There are several types of casts. There are regular fiberglass casts, fiberglass casts with a Gortex liner or a plaster cast/splint.
When the cast or splint is placed, your doctor or emergency room physician should give you a handout with the type and care required for your child’s cast.
It is important not to put ANYTHING in your child’s cast. No perfumes or powders. They will not help the smell, could cause serious irritation and, in the end, make the odor worse. If your child complains of itching, you can use a blow dryer on a cool setting to blow air down and on the skin above and below the cast. NEVER allow your child or anyone else to stick any type of object in the cast. This is very important as you could break the cast, or scratch the skin under the cast, causing an infection. Your doctor may allow use of over-the-counter Benadryl® to relieve itching.
The most common cast is the regular fiberglass cast. It usually takes up to one hour to completely dry. While it dries, do not let your child put any weight on it. The inside liner of this cast is generally made of cotton. It is there to protect your child’s skin from the rough plaster as well as absorb water and perspiration, all of which can cause an odor under your child’s cast.
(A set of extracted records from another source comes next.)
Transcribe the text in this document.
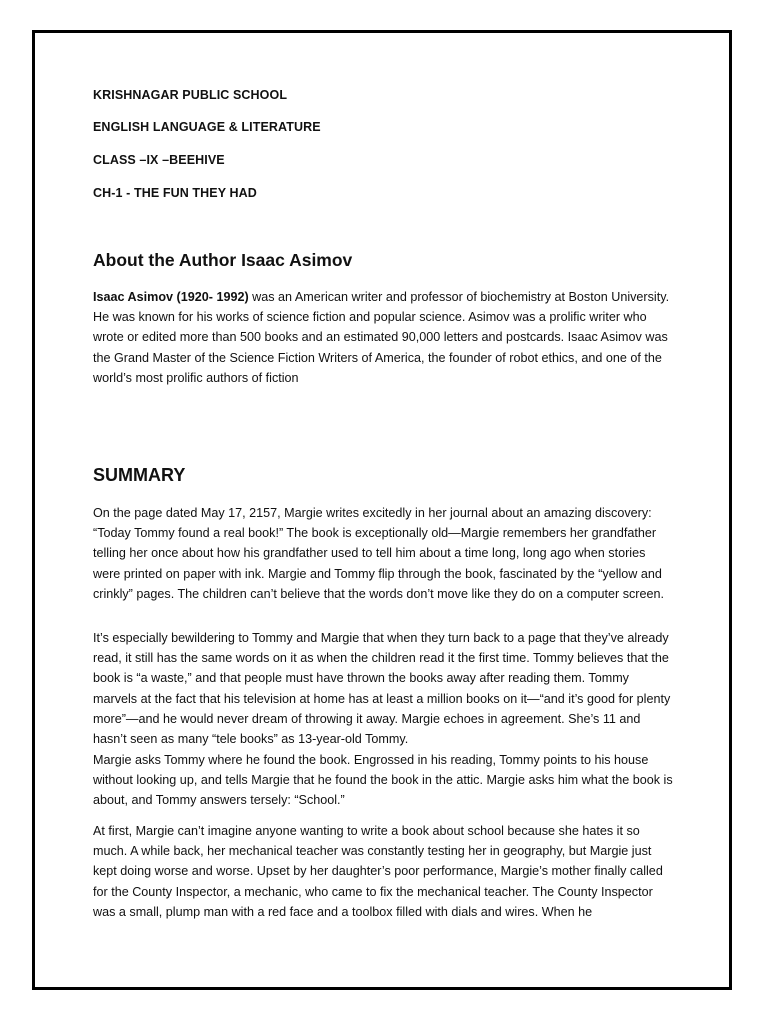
KRISHNAGAR PUBLIC SCHOOL
ENGLISH LANGUAGE & LITERATURE
CLASS –IX –BEEHIVE
CH-1 - THE FUN THEY HAD
About the Author Isaac Asimov

Isaac Asimov (1920- 1992) was an American writer and professor of biochemistry at Boston University. He was known for his works of science fiction and popular science. Asimov was a prolific writer who wrote or edited more than 500 books and an estimated 90,000 letters and postcards. Isaac Asimov was the Grand Master of the Science Fiction Writers of America, the founder of robot ethics, and one of the world’s most prolific authors of fiction

SUMMARY

On the page dated May 17, 2157, Margie writes excitedly in her journal about an amazing discovery: “Today Tommy found a real book!” The book is exceptionally old—Margie remembers her grandfather telling her once about how his grandfather used to tell him about a time long, long ago when stories were printed on paper with ink. Margie and Tommy flip through the book, fascinated by the “yellow and crinkly” pages. The children can’t believe that the words don’t move like they do on a computer screen.

It’s especially bewildering to Tommy and Margie that when they turn back to a page that they’ve already read, it still has the same words on it as when the children read it the first time. Tommy believes that the book is “a waste,” and that people must have thrown the books away after reading them. Tommy marvels at the fact that his television at home has at least a million books on it—“and it’s good for plenty more”—and he would never dream of throwing it away. Margie echoes in agreement. She’s 11 and hasn’t seen as many “tele books” as 13-year-old Tommy.

Margie asks Tommy where he found the book. Engrossed in his reading, Tommy points to his house without looking up, and tells Margie that he found the book in the attic. Margie asks him what the book is about, and Tommy answers tersely: “School.”

At first, Margie can’t imagine anyone wanting to write a book about school because she hates it so much. A while back, her mechanical teacher was constantly testing her in geography, but Margie just kept doing worse and worse. Upset by her daughter’s poor performance, Margie’s mother finally called for the County Inspector, a mechanic, who came to fix the mechanical teacher. The County Inspector was a small, plump man with a red face and a toolbox filled with dials and wires. When he
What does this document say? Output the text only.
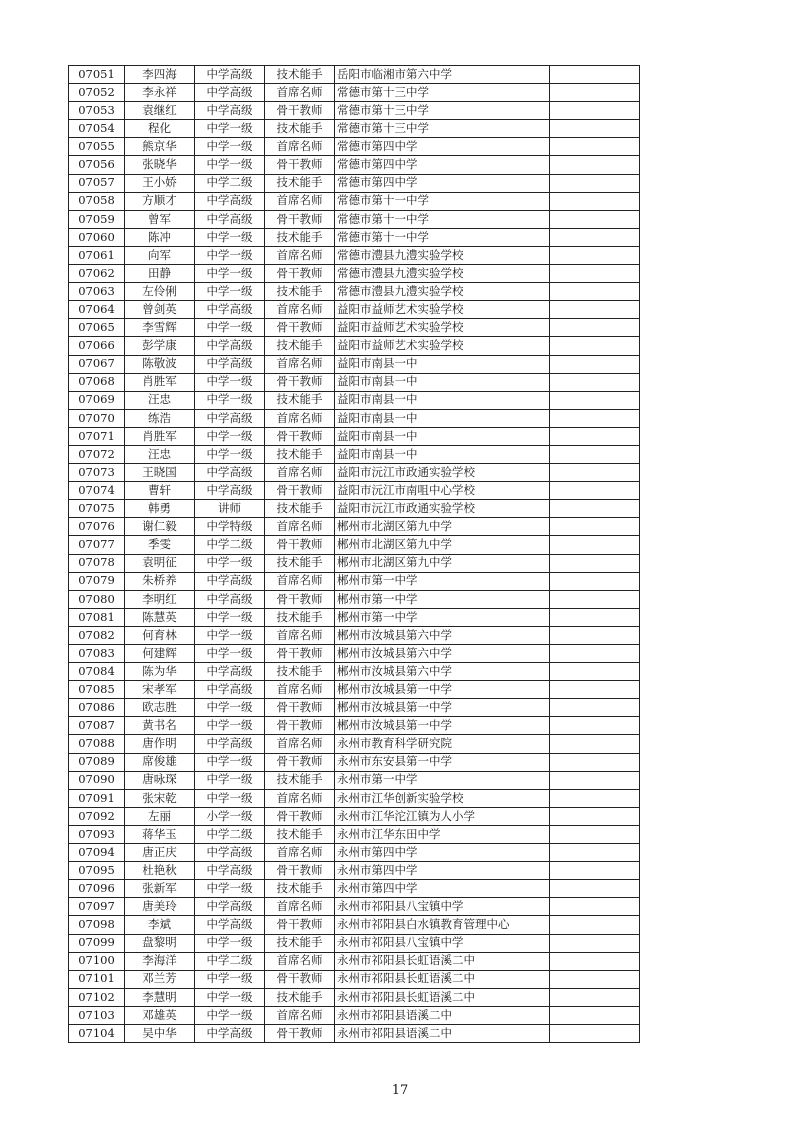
07051	李四海	中学高级	技术能手	岳阳市临湘市第六中学	
07052	李永祥	中学高级	首席名师	常德市第十三中学	
07053	袁继红	中学高级	骨干教师	常德市第十三中学	
07054	程化	中学一级	技术能手	常德市第十三中学	
07055	熊京华	中学一级	首席名师	常德市第四中学	
07056	张晓华	中学一级	骨干教师	常德市第四中学	
07057	王小娇	中学二级	技术能手	常德市第四中学	
07058	方顺才	中学高级	首席名师	常德市第十一中学	
07059	曾军	中学高级	骨干教师	常德市第十一中学	
07060	陈冲	中学一级	技术能手	常德市第十一中学	
07061	向军	中学一级	首席名师	常德市澧县九澧实验学校	
07062	田静	中学一级	骨干教师	常德市澧县九澧实验学校	
07063	左伶俐	中学一级	技术能手	常德市澧县九澧实验学校	
07064	曾剑英	中学高级	首席名师	益阳市益师艺术实验学校	
07065	李雪辉	中学一级	骨干教师	益阳市益师艺术实验学校	
07066	彭学康	中学高级	技术能手	益阳市益师艺术实验学校	
07067	陈敬波	中学高级	首席名师	益阳市南县一中	
07068	肖胜军	中学一级	骨干教师	益阳市南县一中	
07069	汪忠	中学一级	技术能手	益阳市南县一中	
07070	练浩	中学高级	首席名师	益阳市南县一中	
07071	肖胜军	中学一级	骨干教师	益阳市南县一中	
07072	汪忠	中学一级	技术能手	益阳市南县一中	
07073	王晓国	中学高级	首席名师	益阳市沅江市政通实验学校	
07074	曹轩	中学高级	骨干教师	益阳市沅江市南咀中心学校	
07075	韩勇	讲师	技术能手	益阳市沅江市政通实验学校	
07076	谢仁毅	中学特级	首席名师	郴州市北湖区第九中学	
07077	季雯	中学二级	骨干教师	郴州市北湖区第九中学	
07078	袁明征	中学一级	技术能手	郴州市北湖区第九中学	
07079	朱桥养	中学高级	首席名师	郴州市第一中学	
07080	李明红	中学高级	骨干教师	郴州市第一中学	
07081	陈慧英	中学一级	技术能手	郴州市第一中学	
07082	何育林	中学一级	首席名师	郴州市汝城县第六中学	
07083	何建辉	中学一级	骨干教师	郴州市汝城县第六中学	
07084	陈为华	中学高级	技术能手	郴州市汝城县第六中学	
07085	宋孝军	中学高级	首席名师	郴州市汝城县第一中学	
07086	欧志胜	中学一级	骨干教师	郴州市汝城县第一中学	
07087	黄书名	中学一级	骨干教师	郴州市汝城县第一中学	
07088	唐作明	中学高级	首席名师	永州市教育科学研究院	
07089	席俊雄	中学一级	骨干教师	永州市东安县第一中学	
07090	唐咏琛	中学一级	技术能手	永州市第一中学	
07091	张宋乾	中学一级	首席名师	永州市江华创新实验学校	
07092	左丽	小学一级	骨干教师	永州市江华沱江镇为人小学	
07093	蒋华玉	中学二级	技术能手	永州市江华东田中学	
07094	唐正庆	中学高级	首席名师	永州市第四中学	
07095	杜艳秋	中学高级	骨干教师	永州市第四中学	
07096	张新军	中学一级	技术能手	永州市第四中学	
07097	唐美玲	中学高级	首席名师	永州市祁阳县八宝镇中学	
07098	李斌	中学高级	骨干教师	永州市祁阳县白水镇教育管理中心	
07099	盘黎明	中学一级	技术能手	永州市祁阳县八宝镇中学	
07100	李海洋	中学二级	首席名师	永州市祁阳县长虹语溪二中	
07101	邓兰芳	中学一级	骨干教师	永州市祁阳县长虹语溪二中	
07102	李慧明	中学一级	技术能手	永州市祁阳县长虹语溪二中	
07103	邓雄英	中学一级	首席名师	永州市祁阳县语溪二中	
07104	吴中华	中学高级	骨干教师	永州市祁阳县语溪二中	
17
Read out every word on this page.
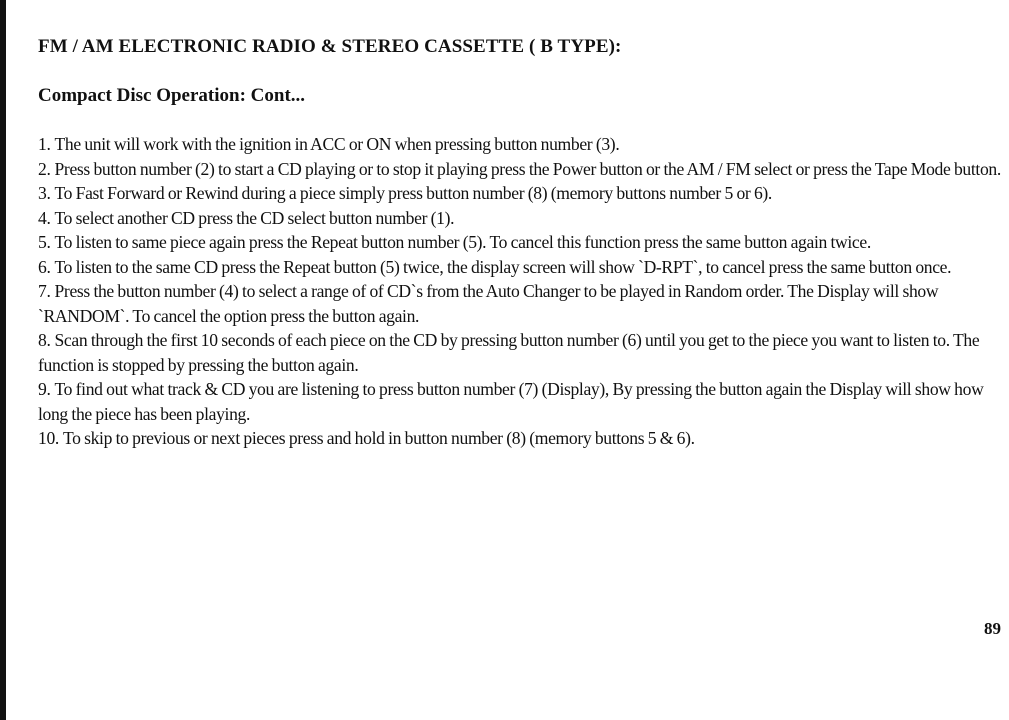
FM / AM ELECTRONIC RADIO & STEREO CASSETTE ( B TYPE):
Compact Disc Operation: Cont...
1. The unit will work with the ignition in ACC or ON when pressing button number (3).
2. Press button number (2) to start a CD playing or to stop it playing press the Power button or the AM / FM select or press the Tape Mode button.
3. To Fast Forward or Rewind during a piece simply press button number (8) (memory buttons number 5 or 6).
4. To select another CD press the CD select button number (1).
5. To listen to same piece again press the Repeat button number (5). To cancel this function press the same button again twice.
6. To listen to the same CD press the Repeat button (5) twice, the display screen will show `D-RPT`, to cancel press the same button once.
7. Press the button number (4) to select a range of of CD`s from the Auto Changer to be played in Random order. The Display will show `RANDOM`. To cancel the option press the button again.
8. Scan through the first 10 seconds of each piece on the CD by pressing button number (6) until you get to the piece you want to listen to. The function is stopped by pressing the button again.
9. To find out what track & CD you are listening to press button number (7) (Display), By pressing the button again the Display will show how long the piece has been playing.
10. To skip to previous or next pieces press and hold in button number (8) (memory buttons 5 & 6).
89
It is very important that this type of cast DOES NOT GET WET! When bathing is needed, you can use a waterproof sleeve from a medical supply store or wrap the cast in a towel, then cover each end of the cast with plastic wrap. Next, wrap the cast with a large plastic bag, sealing the entire covering with wide tape. Your child should then hang the arm or leg outside the bath or shower. If the cast covers the entire leg, sponge baths would be best. If this type of cast gets wet, blot dry with a towel. If it becomes saturated, have it reevaluated by your physician.
Fiberglass Cast with a Gortex Liner
The fiberglass cast with a Gortex liner is made for the child to bathe, shower and swim with the cast on. This cast can also be washed or rinsed, which may reduce odor and skin irritation. There are no special drying procedures necessary after getting this cast wet.
A plaster cast or splint takes several hours to harden, and it is very important not to get the cast wet at any time! Follow the fiberglass cast instructions above about how to keep the cast dry when bathing. If it becomes wet, have it reevaluated by your physician.
Contact your child’s physician if any of the following occur:
- fingers/toes appear pale, white, blue or purplish
- swelling is causing the cast/splint to rub or feel too tight
- arm or leg with the cast is colder than the non-casted arm or leg
- complaints of numbness, tingling or a pins-and-needles sensation
- cast/splint becomes too loose and the arm/leg is able to move inside it
- a strong odor coming from inside the cast
- drainage or discoloration seen on the cast
- cast/splint becomes broken or very wet
- an object is stuck inside the cast/splint
- fever higher than 101 degrees
- severe pain, even after medication is given and especially if worse with movement of the child’s arm/toes
Remember that the length of time your child is to be in the cast may seem unbearably long, but the effects of it not being worn and used properly could cause lifelong complications.